If it seems to you that a lot of important rock-and-roll albums are coming out this month—well, no, you’re not wrong about that. What this month’s release schedule lacks in overall SoundScan-measured sales impact, it more than makes up for in music-geek esteem: the National, Broken Social Scene, LCD Soundsystem, the New Pornographers, and the Hold Steady are all familiar entities to those who peruse critics’ year-end “best of” ballots. That all of these bands have new albums coming out this month, amid a general atmosphere of falling record sales, seems odd and counterproductive since whatever small, legal-record-buying audience that still exists could only have its attention split by all the worthy material on offer.
So how did this happen? Like movie studios jockeying for prime summer release dates, don’t record labels—especially the smaller ones whose overall business plan depends on maximizing key releases—have an interest in spacing out these entry dates to market? The answer is yes, though with a lot of caveats.

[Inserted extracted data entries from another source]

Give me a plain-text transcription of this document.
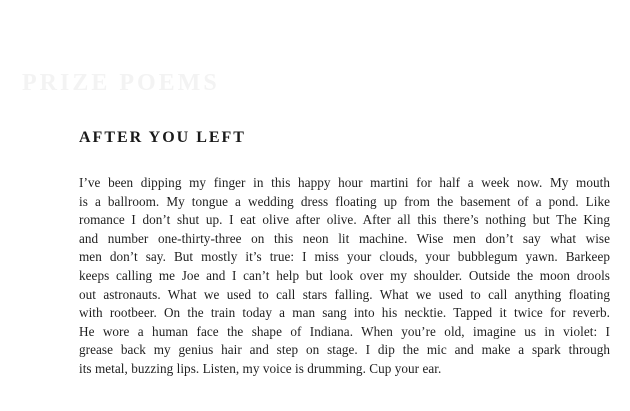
PRIZE POEMS
AFTER YOU LEFT
I’ve been dipping my finger in this happy hour martini for half a week now. My mouth
is a ballroom. My tongue a wedding dress floating up from the basement of a pond. Like
romance I don’t shut up. I eat olive after olive. After all this there’s nothing but The King
and number one-thirty-three on this neon lit machine. Wise men don’t say what wise
men don’t say. But mostly it’s true: I miss your clouds, your bubblegum yawn. Barkeep
keeps calling me Joe and I can’t help but look over my shoulder. Outside the moon drools
out astronauts. What we used to call stars falling. What we used to call anything floating
with rootbeer. On the train today a man sang into his necktie. Tapped it twice for reverb.
He wore a human face the shape of Indiana. When you’re old, imagine us in violet: I
grease back my genius hair and step on stage. I dip the mic and make a spark through
its metal, buzzing lips. Listen, my voice is drumming. Cup your ear.
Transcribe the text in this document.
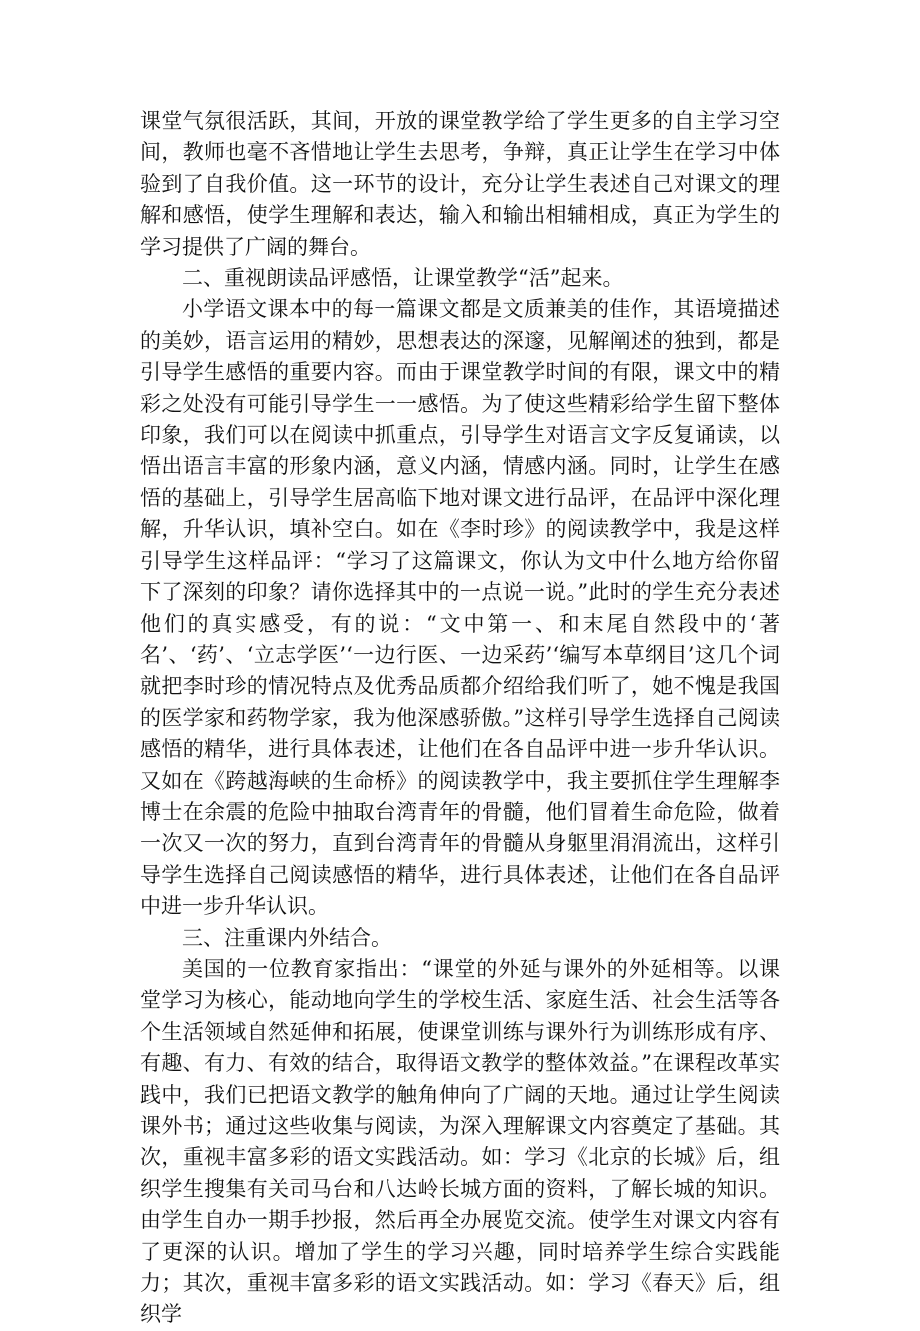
课堂气氛很活跃，其间，开放的课堂教学给了学生更多的自主学习空间，教师也毫不吝惜地让学生去思考，争辩，真正让学生在学习中体验到了自我价值。这一环节的设计，充分让学生表述自己对课文的理解和感悟，使学生理解和表达，输入和输出相辅相成，真正为学生的学习提供了广阔的舞台。

二、重视朗读品评感悟，让课堂教学“活”起来。

小学语文课本中的每一篇课文都是文质兼美的佳作，其语境描述的美妙，语言运用的精妙，思想表达的深邃，见解阐述的独到，都是引导学生感悟的重要内容。而由于课堂教学时间的有限，课文中的精彩之处没有可能引导学生一一感悟。为了使这些精彩给学生留下整体印象，我们可以在阅读中抓重点，引导学生对语言文字反复诵读，以悟出语言丰富的形象内涵，意义内涵，情感内涵。同时，让学生在感悟的基础上，引导学生居高临下地对课文进行品评，在品评中深化理解，升华认识，填补空白。如在《李时珍》的阅读教学中，我是这样引导学生这样品评：“学习了这篇课文，你认为文中什么地方给你留下了深刻的印象？请你选择其中的一点说一说。”此时的学生充分表述他们的真实感受，有的说：“文中第一、和末尾自然段中的‘著名’、‘药’、‘立志学医’‘一边行医、一边采药’‘编写本草纲目’这几个词就把李时珍的情况特点及优秀品质都介绍给我们听了，她不愧是我国的医学家和药物学家，我为他深感骄傲。”这样引导学生选择自己阅读感悟的精华，进行具体表述，让他们在各自品评中进一步升华认识。又如在《跨越海峡的生命桥》的阅读教学中，我主要抓住学生理解李博士在余震的危险中抽取台湾青年的骨髓，他们冒着生命危险，做着一次又一次的努力，直到台湾青年的骨髓从身躯里涓涓流出，这样引导学生选择自己阅读感悟的精华，进行具体表述，让他们在各自品评中进一步升华认识。

三、注重课内外结合。

美国的一位教育家指出：“课堂的外延与课外的外延相等。以课堂学习为核心，能动地向学生的学校生活、家庭生活、社会生活等各个生活领域自然延伸和拓展，使课堂训练与课外行为训练形成有序、有趣、有力、有效的结合，取得语文教学的整体效益。”在课程改革实践中，我们已把语文教学的触角伸向了广阔的天地。通过让学生阅读课外书；通过这些收集与阅读，为深入理解课文内容奠定了基础。其次，重视丰富多彩的语文实践活动。如：学习《北京的长城》后，组织学生搜集有关司马台和八达岭长城方面的资料，了解长城的知识。由学生自办一期手抄报，然后再全办展览交流。使学生对课文内容有了更深的认识。增加了学生的学习兴趣，同时培养学生综合实践能力；其次，重视丰富多彩的语文实践活动。如：学习《春天》后，组织学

Should a band with a hot new album in its hands be planning to tour throughout the summer festival circuit, they may want (or need) their album to have already been released before that same stretch of tour dates begins. And—lest labels artificially delay putting out a band’s new record until such time as there’s no competition—it’s actually written into some contracts that the label in question has to release a new album within a certain time span of its delivery from the artists. So, to some degree, this is all beyond indie labels’ control. “In general, the consensus is still ‘f--k, we’re coming out on the day of other big records,’ ” says Nils Bernstein, the head publicist at the New York-based Matador records, home to the New Pornographers (whose excellent new album, Together, is out this week).
And yet, Bernstein says that some in the industry wonder—or at least hope—that a packed release schedule may have the unintended consequence of doing the impossible: bringing consumers back into record stores through the sheer impact of having so much music talked about at once. “If you’re into indie music, it’s juicy right now. You’re reading about music, listening to radio. You’re more immersed. And there is an argument that sometimes retail will buy more [copies] if it’s a ‘hot’ release date because instead of the releases competing, it brings more people into stores—digital or otherwise,” Bernstein says. But he himself isn’t convinced. “I would say that, right now, this reasoning is a little bit like a passive way to reassure people and not worrying about meddling with the schedule,” he added. “It has more to do with the summer being a bad time to release a record.”